A segunda edição do Festival Interuniversitário de Cultura do Rio (FestFIC 2017) está com programação aberta ao público até este fim de semana. São mais de 200 atividades na capital e no interior do Rio (Campos do Goytacazes, Nova Iguaçu, Resende e na Ilha Grande), sempre relacionadas a instituições públicas de ensino técnico e superior do estado.

São apresentações artísticas, exposições, atividades recreativas, cursos, seminários e oficinas. em múltiplas linguagens e com opções para todas as idades. A agenda completa pode ser conferida na página do Festival: https://festfic.wordpress.com/.

O Colégio Brasileiro de Altos Estudos da UFRJ, na avenida Rui Barbosa, no Flamengo, é um dos principais polos do evento. O prédio ganhou o apelido de “Casa das Universidades”, por abrigar alguns trabalhos de outras instituições durante o Festival. No local, destaque para uma exposição da Escola de Belas Artes (EBA), além de artistas independentes. A programação da universidade vai até hoje (11), de 9h às 21h. O fechamento do Festival será amanhã (12), na Quinta da Boa Vista, às 11h, com um piquenique cultural.

Paula Scamparini, professora da EBA, escolheu duas palavras para descrever a iniciativa em um imóvel que não é preparado para receber obras de arte: colaboração e ocupação. “Para quem trabalha com arte visual e escultura contemporânea, lidar com um espaço como o da Rui Barbosa é um desafio”, conta. “Foi de grande aprendizado o trabalho coletivo entre os estudantes, professores, artistas e equipe de montagem”.
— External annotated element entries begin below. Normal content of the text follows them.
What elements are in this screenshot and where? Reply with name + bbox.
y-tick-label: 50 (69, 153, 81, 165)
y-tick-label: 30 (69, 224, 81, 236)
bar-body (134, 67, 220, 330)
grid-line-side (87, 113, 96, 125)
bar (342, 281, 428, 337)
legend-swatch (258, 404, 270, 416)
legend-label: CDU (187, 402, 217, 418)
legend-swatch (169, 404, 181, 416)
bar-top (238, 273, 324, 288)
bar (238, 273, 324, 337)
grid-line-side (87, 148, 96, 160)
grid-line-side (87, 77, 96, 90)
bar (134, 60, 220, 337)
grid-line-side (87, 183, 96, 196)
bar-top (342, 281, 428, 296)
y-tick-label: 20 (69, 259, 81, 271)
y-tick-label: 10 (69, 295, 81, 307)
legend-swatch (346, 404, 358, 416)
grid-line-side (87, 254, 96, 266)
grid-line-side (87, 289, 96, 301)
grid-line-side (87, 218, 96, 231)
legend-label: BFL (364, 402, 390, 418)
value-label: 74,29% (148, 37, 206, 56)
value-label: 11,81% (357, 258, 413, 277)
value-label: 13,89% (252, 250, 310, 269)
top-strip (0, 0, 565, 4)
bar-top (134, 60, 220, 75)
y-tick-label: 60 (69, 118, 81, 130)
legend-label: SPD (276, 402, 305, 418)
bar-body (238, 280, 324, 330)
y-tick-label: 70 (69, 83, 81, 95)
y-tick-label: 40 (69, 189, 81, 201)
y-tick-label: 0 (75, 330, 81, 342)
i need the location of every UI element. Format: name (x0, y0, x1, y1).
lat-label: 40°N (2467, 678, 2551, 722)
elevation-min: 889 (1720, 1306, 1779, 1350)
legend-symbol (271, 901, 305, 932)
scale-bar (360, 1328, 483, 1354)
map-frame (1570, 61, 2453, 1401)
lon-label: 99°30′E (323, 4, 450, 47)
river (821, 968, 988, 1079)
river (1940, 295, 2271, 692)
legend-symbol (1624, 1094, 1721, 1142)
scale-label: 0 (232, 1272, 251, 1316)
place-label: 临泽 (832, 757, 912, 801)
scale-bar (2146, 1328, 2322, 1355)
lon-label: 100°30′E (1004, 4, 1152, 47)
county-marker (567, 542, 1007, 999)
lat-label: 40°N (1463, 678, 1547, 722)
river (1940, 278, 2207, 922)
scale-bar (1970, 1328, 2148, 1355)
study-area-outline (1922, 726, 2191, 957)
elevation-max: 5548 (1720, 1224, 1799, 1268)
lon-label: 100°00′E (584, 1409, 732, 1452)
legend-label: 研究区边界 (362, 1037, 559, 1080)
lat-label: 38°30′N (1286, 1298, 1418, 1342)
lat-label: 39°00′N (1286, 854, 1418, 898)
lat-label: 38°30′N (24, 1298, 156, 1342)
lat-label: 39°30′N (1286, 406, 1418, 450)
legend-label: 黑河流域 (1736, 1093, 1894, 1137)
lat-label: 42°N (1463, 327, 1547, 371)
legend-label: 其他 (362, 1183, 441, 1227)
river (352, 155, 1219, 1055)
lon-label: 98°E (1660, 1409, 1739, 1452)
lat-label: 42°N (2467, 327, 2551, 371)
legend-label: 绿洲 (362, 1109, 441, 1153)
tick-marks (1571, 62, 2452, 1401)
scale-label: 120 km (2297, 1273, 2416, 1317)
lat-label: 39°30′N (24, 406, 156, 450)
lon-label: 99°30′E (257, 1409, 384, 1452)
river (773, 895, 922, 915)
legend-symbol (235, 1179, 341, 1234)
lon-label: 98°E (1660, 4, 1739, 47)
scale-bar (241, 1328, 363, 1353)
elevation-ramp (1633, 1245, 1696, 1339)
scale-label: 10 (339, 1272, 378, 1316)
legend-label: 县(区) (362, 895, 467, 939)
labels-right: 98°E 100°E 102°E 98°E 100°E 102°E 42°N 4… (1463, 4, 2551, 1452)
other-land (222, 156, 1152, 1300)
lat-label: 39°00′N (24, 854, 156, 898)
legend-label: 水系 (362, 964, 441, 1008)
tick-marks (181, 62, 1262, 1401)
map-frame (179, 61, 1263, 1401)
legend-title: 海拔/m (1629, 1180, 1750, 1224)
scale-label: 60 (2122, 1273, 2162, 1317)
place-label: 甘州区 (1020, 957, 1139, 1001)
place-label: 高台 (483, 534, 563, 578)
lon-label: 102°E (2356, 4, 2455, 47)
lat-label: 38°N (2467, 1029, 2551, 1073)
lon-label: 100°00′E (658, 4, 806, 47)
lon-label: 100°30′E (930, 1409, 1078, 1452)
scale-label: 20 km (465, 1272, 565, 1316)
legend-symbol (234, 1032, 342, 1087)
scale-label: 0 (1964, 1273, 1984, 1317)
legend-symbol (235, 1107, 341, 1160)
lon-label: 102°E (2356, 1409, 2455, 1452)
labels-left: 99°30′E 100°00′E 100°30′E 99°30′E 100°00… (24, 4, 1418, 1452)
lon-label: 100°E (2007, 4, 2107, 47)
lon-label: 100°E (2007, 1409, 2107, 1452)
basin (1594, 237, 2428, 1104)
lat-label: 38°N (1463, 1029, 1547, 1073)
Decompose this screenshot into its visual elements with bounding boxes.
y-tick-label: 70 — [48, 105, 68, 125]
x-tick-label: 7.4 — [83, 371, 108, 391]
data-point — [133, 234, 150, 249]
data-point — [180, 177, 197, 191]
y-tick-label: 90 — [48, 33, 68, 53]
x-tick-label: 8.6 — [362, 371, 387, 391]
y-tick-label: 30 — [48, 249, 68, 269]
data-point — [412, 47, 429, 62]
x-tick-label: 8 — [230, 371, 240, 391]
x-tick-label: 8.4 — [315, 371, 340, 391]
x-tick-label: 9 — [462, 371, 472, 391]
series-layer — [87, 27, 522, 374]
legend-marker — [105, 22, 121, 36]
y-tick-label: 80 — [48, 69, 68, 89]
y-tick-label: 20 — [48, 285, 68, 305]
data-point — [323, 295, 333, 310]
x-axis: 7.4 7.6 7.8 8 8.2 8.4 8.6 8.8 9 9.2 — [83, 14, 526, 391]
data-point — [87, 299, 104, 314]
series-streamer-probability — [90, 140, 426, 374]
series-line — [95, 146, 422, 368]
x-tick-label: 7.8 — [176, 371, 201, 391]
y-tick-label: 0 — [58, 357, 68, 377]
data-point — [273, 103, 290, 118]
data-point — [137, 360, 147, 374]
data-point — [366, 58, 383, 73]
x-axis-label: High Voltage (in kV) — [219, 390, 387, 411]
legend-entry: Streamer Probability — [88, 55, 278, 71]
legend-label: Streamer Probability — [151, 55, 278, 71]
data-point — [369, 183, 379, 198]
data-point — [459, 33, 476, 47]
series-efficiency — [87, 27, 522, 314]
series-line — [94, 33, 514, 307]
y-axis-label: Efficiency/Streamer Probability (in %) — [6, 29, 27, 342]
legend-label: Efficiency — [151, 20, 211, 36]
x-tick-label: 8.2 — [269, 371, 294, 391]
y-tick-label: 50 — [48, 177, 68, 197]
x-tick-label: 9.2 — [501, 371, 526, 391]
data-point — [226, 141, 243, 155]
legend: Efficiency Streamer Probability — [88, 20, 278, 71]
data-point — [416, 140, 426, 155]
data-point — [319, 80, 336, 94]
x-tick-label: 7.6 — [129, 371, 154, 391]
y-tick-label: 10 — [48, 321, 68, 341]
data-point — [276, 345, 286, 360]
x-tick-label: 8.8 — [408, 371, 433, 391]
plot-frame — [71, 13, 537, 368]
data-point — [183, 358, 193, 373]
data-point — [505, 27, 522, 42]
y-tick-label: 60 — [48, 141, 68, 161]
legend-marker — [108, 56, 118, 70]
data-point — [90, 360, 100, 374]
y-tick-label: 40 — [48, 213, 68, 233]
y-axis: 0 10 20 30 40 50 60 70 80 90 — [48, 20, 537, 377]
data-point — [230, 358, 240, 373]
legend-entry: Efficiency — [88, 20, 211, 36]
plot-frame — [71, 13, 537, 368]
Arte e política no cardápio

A professora comemorou a participação da UFRJ no projeto: “Estamos fazendo nosso papel, dialogando com a sociedade e a cidade”, avaliou. “O que é fundamental nesse momento de dificuldades para as artes, sem apoio e verbas”.

Visitante na “Casa das Universidades”, o ator Kadosh Olive elogiou, em especial, uma instalação interativa num dos pátios internos do prédio: “Incrível! Cria a possibilidade de vários movimentos e de relaxar”. Ele considerou a obra bem próxima dos trabalhos da pintora e escultora Lygia Clark (1920-1988).